Don Baltasar de Marradas et Vique or Maradas (28 November 1560 – 12 August 1638) was a Spanish nobleman and imperial field marshal during the Thirty Years' War, as well as the governor of Bohemia.

== Life ==
Baltasar Marradas was born on 28 November 1560 in Valencia. He was the son of Gaspar de Marradas Soler (d. 1569), Baron of Sallent, and the Viceroy of Mallorca (1548–1557), and Anna vich Manrique. Both came from large noble families who had performed important services to the king as admirals, ambassadors, generals, and prelates. Anne was the sister of Luis the Viceroy of Mallorca (1573–1584), and of Juan vich Manrique the Bishop of Mallorca (later Archbishop of Tarragona). Baltasar's uncle was Guillen de San Clemente y de Centelles (1530–1608), aka Guillem de Santcliment i de Centelled. He was a Spanish politician, soldier, diplomat, a knight of Santiago, and Commander of Moratalla. He started young in the art of weapons. After becoming an Knight Hospitalier, he left for Malta where he "gained the opinion of a courageous soldier and a great knight". As such, he fought in Piedmont, Milan, and Flanders.
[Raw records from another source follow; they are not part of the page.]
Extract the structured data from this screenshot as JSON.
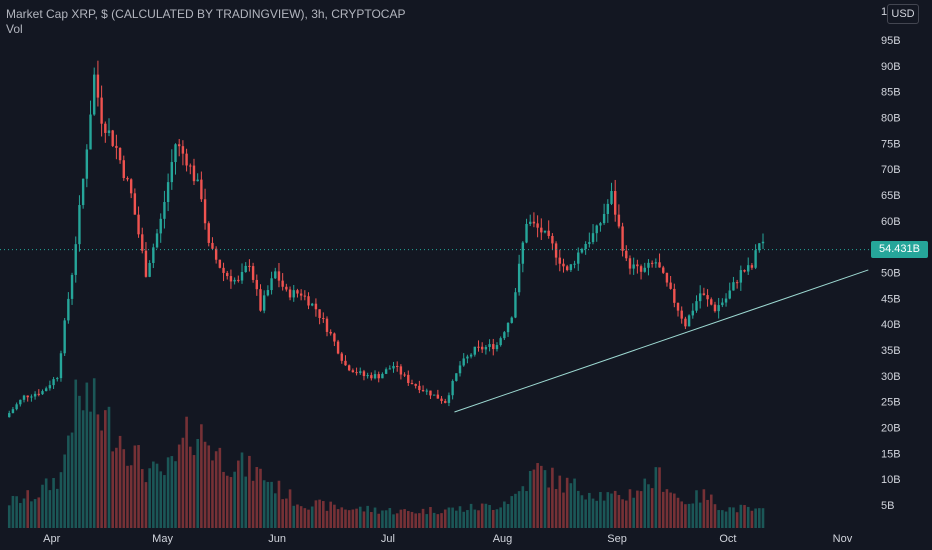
{
  "legend": {
    "title": "Market Cap XRP, $ (CALCULATED BY TRADINGVIEW), 3h, CRYPTOCAP",
    "volume_label": "Vol"
  },
  "currency_button": "USD",
  "price_scale_top_partial": "1",
  "last_value_label": "54.431B",
  "colors": {
    "background": "#131722",
    "up": "#26a69a",
    "down": "#ef5350",
    "trendline": "#9dd9d2",
    "last_price_line": "#26a69a"
  },
  "chart_data": {
    "type": "candlestick",
    "title": "Market Cap XRP, $ (CALCULATED BY TRADINGVIEW), 3h, CRYPTOCAP",
    "x_tick_labels": [
      "Apr",
      "May",
      "Jun",
      "Jul",
      "Aug",
      "Sep",
      "Oct",
      "Nov"
    ],
    "y_tick_labels": [
      "5B",
      "10B",
      "15B",
      "20B",
      "25B",
      "30B",
      "35B",
      "40B",
      "45B",
      "50B",
      "55B",
      "60B",
      "65B",
      "70B",
      "75B",
      "80B",
      "85B",
      "90B",
      "95B"
    ],
    "y_ticks_billions": [
      5,
      10,
      15,
      20,
      25,
      30,
      35,
      40,
      45,
      50,
      55,
      60,
      65,
      70,
      75,
      80,
      85,
      90,
      95
    ],
    "ylim_billions": [
      0,
      98
    ],
    "grid": false,
    "last_value_billions": 54.431,
    "price_series_billions": {
      "dates": [
        "03-20",
        "03-25",
        "03-30",
        "04-03",
        "04-07",
        "04-10",
        "04-13",
        "04-15",
        "04-19",
        "04-23",
        "04-27",
        "05-01",
        "05-05",
        "05-08",
        "05-12",
        "05-14",
        "05-18",
        "05-22",
        "05-25",
        "05-28",
        "06-01",
        "06-04",
        "06-08",
        "06-12",
        "06-16",
        "06-20",
        "06-25",
        "06-29",
        "07-03",
        "07-07",
        "07-12",
        "07-17",
        "07-21",
        "07-25",
        "07-31",
        "08-04",
        "08-08",
        "08-12",
        "08-15",
        "08-19",
        "08-23",
        "08-27",
        "08-31",
        "09-04",
        "09-08",
        "09-12",
        "09-16",
        "09-20",
        "09-24",
        "09-28",
        "10-01",
        "10-05",
        "10-08",
        "10-10"
      ],
      "values": [
        22,
        26,
        27,
        30,
        50,
        68,
        88,
        80,
        74,
        65,
        50,
        60,
        75,
        72,
        65,
        55,
        50,
        48,
        52,
        43,
        50,
        46,
        46,
        43,
        38,
        32,
        30,
        30,
        32,
        29,
        27,
        25,
        32,
        35,
        36,
        42,
        60,
        58,
        55,
        50,
        55,
        58,
        65,
        52,
        50,
        52,
        46,
        40,
        46,
        43,
        45,
        50,
        51,
        56
      ]
    },
    "volume_series_billions": {
      "dates": [
        "03-20",
        "03-27",
        "04-03",
        "04-06",
        "04-10",
        "04-14",
        "04-18",
        "04-22",
        "04-26",
        "04-30",
        "05-04",
        "05-08",
        "05-12",
        "05-16",
        "05-20",
        "05-24",
        "05-28",
        "06-01",
        "06-06",
        "06-12",
        "06-20",
        "06-28",
        "07-06",
        "07-14",
        "07-22",
        "07-30",
        "08-04",
        "08-10",
        "08-16",
        "08-22",
        "08-28",
        "09-01",
        "09-06",
        "09-12",
        "09-18",
        "09-24",
        "09-30",
        "10-04",
        "10-10"
      ],
      "values": [
        4,
        5,
        8,
        18,
        20,
        17,
        15,
        12,
        9,
        8,
        10,
        15,
        14,
        11,
        10,
        9,
        8,
        6,
        4,
        3.5,
        3,
        2.8,
        2.5,
        2.8,
        3,
        3.5,
        5,
        9,
        7,
        6,
        5,
        4.5,
        6,
        8,
        4,
        5,
        3,
        3,
        2.5
      ]
    },
    "trendline_billions": {
      "start": {
        "date": "07-19",
        "value": 23
      },
      "end": {
        "date": "11-08",
        "value": 50.5
      }
    }
  }
}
Marradas, a knight of Malta, arrived at the imperial court of Rudolf II in 1599, in the midst of the Long Turkish War. In 1617 during the Uskok War he fought against the Republic of Venice in defense of Gradisca. In the war against Bohemian King Frederick V in 1619 (Bohemian Revolt), he commanded a Spanish cavalry regiment.

Despite the fact that he could show no great military successes, he was raised in 1621 to the rank of an imperial count and provided with plenty of land. In 1626 he became a field marshal and in 1627 was appointed lieutenant general. Marradas was involved in the negotiations for the dismissal of Wallenstein in 1630 in Regensburg. At Prague in 1631, he retreated without a fight to the advancing troops from Saxony, under Hans Georg von Arnim-Boitzenburg. After further failures in Silesia, he was deposed in 1632 at the instigation of Wallenstein. Marradas 1634 was one of the masterminds behind the murder of Wallenstein.

In 1634, Baltasar Marradas was appointed commissioner of the army of Bohemia with an appanage of 800 florins monthly in 30 parts.

He died on 12 August 1638 in Prague as a privy councilor and governor of Bohemia.